Unfortunately, things weren't quite that simple. Turned out there were also neutrons and then positrons and then a whole cavalcade of other little bits of stuff. W and Z bosons, gluons, gravitons! And oh, hell, they're all made of quarks! Oh, and leptons! And there are twelve different kinds of them! Oh, and did I mention superstring theory? Oops, I mean M-Theory?
You would be forgiven for believing that God isn't quite ready to let us figure it all out just yet. Thank God. When Hercule Poirot sits everyone down in the parlour and explains who bludgeoned the Major-General with the bust of Queen Victoria, the story is over. Everything else is taxonomy.
Faith, I like to think, is like that as well. Just when we think we've got it all figured out, God finds some way to slip sideways out of our grasp. God, like the physical world, is bigger than us, and we are contained within both the Universe and within God.

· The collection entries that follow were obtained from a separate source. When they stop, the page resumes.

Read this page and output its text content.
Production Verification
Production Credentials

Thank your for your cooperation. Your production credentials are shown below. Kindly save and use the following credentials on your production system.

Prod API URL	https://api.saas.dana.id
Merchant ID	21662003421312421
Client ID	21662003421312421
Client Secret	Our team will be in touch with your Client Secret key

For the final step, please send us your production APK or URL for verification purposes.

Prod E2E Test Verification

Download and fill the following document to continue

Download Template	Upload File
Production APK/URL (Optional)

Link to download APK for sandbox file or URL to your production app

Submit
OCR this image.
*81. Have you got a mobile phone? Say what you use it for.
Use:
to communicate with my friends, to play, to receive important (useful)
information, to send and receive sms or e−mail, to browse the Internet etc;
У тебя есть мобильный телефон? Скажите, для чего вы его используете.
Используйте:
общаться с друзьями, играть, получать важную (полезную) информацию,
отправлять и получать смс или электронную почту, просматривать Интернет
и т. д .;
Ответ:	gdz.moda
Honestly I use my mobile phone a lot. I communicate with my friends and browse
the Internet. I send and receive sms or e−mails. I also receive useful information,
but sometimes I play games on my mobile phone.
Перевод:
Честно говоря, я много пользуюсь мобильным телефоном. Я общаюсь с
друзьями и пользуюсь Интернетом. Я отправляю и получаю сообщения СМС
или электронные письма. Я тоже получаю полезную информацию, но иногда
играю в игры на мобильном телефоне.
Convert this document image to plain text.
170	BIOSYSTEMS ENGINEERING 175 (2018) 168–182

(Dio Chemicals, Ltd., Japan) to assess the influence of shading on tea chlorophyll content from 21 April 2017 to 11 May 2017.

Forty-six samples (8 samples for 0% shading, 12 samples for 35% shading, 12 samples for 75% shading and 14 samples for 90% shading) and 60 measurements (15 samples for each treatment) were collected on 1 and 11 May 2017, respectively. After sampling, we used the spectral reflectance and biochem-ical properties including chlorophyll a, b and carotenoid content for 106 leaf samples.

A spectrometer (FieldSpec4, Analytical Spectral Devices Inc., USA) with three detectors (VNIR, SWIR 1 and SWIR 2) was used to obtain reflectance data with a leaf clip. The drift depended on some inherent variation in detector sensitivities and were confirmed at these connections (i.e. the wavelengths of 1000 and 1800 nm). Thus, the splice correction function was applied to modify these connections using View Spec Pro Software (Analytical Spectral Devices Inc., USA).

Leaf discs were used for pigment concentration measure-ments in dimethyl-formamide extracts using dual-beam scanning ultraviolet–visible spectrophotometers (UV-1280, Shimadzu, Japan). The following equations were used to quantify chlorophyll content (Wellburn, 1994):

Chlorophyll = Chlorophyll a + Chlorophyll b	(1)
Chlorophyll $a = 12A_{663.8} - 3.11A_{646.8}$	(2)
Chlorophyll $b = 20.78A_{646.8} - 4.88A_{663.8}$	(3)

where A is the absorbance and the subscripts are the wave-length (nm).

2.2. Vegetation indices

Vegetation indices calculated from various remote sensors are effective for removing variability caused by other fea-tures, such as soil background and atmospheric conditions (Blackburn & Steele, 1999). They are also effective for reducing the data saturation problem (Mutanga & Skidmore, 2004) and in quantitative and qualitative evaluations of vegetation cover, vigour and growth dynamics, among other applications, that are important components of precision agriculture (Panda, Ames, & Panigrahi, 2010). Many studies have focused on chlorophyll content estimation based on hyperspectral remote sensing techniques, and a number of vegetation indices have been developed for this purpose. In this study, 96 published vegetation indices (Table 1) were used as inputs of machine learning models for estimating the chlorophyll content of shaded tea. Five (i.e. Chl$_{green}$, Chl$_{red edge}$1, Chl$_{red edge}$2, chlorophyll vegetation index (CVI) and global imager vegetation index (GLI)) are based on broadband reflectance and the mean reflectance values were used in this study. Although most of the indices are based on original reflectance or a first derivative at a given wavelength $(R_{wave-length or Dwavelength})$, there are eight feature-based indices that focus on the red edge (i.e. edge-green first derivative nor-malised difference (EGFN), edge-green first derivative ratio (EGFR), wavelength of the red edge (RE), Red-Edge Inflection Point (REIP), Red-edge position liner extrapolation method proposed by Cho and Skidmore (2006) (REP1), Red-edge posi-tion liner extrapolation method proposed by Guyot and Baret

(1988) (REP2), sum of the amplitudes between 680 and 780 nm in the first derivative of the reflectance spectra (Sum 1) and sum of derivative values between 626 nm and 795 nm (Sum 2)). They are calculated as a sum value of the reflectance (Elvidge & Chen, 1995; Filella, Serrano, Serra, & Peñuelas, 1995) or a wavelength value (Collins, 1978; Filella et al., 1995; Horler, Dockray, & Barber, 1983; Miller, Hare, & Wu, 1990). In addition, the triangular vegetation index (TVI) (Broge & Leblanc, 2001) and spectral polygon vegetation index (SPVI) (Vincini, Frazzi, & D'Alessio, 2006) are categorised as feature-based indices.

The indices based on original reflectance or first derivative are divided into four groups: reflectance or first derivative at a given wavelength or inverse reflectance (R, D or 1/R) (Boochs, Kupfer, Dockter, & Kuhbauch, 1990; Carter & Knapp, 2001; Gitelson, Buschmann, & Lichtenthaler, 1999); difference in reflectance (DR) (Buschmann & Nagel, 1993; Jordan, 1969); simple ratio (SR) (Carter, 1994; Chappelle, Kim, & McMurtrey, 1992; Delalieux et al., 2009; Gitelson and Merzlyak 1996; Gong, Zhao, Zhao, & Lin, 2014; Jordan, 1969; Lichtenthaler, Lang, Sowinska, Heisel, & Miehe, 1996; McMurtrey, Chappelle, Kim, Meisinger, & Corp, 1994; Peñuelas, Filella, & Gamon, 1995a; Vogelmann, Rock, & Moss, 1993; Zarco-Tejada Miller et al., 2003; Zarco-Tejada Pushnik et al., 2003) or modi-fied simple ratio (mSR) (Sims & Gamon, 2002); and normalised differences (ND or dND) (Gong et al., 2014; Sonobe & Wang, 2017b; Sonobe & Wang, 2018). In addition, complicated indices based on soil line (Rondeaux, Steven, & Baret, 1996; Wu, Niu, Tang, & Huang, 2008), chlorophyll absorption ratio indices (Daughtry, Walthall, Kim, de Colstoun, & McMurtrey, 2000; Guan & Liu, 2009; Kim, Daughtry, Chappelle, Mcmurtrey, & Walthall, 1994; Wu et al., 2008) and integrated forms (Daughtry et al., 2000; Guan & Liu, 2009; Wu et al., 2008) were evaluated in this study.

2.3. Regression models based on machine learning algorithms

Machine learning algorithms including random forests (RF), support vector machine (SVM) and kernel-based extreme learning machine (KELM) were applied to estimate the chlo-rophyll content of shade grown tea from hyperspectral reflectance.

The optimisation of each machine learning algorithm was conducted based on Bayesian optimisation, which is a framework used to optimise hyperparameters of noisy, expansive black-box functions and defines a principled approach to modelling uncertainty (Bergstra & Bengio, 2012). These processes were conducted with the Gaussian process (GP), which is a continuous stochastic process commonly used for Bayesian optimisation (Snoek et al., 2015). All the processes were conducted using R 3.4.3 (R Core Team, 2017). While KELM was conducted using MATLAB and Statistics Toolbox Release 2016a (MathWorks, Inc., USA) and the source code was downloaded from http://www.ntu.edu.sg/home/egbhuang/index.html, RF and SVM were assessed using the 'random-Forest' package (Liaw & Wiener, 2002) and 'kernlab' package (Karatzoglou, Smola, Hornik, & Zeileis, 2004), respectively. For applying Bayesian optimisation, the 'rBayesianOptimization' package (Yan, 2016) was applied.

Kurt Goedel discovered a very unsettling thing. He was a mathematician who worked in the early part of the last century and who discovered, much to the chagrin of other mathematicians, that no formal system can ever describe itself fully. Specifically, he showed that there are statements in formal mathematics that can be shown to be true but which are undecideable within formal mathematics. This is called Goedel's Incompleteness Theorem. Another way of looking at it is that it implies that there is always something more to figure out, always something new to discover. Anytime we enclose the world of knowledge within boundaries, Goedel tells us that there is something--there must be something--outside those boundaries.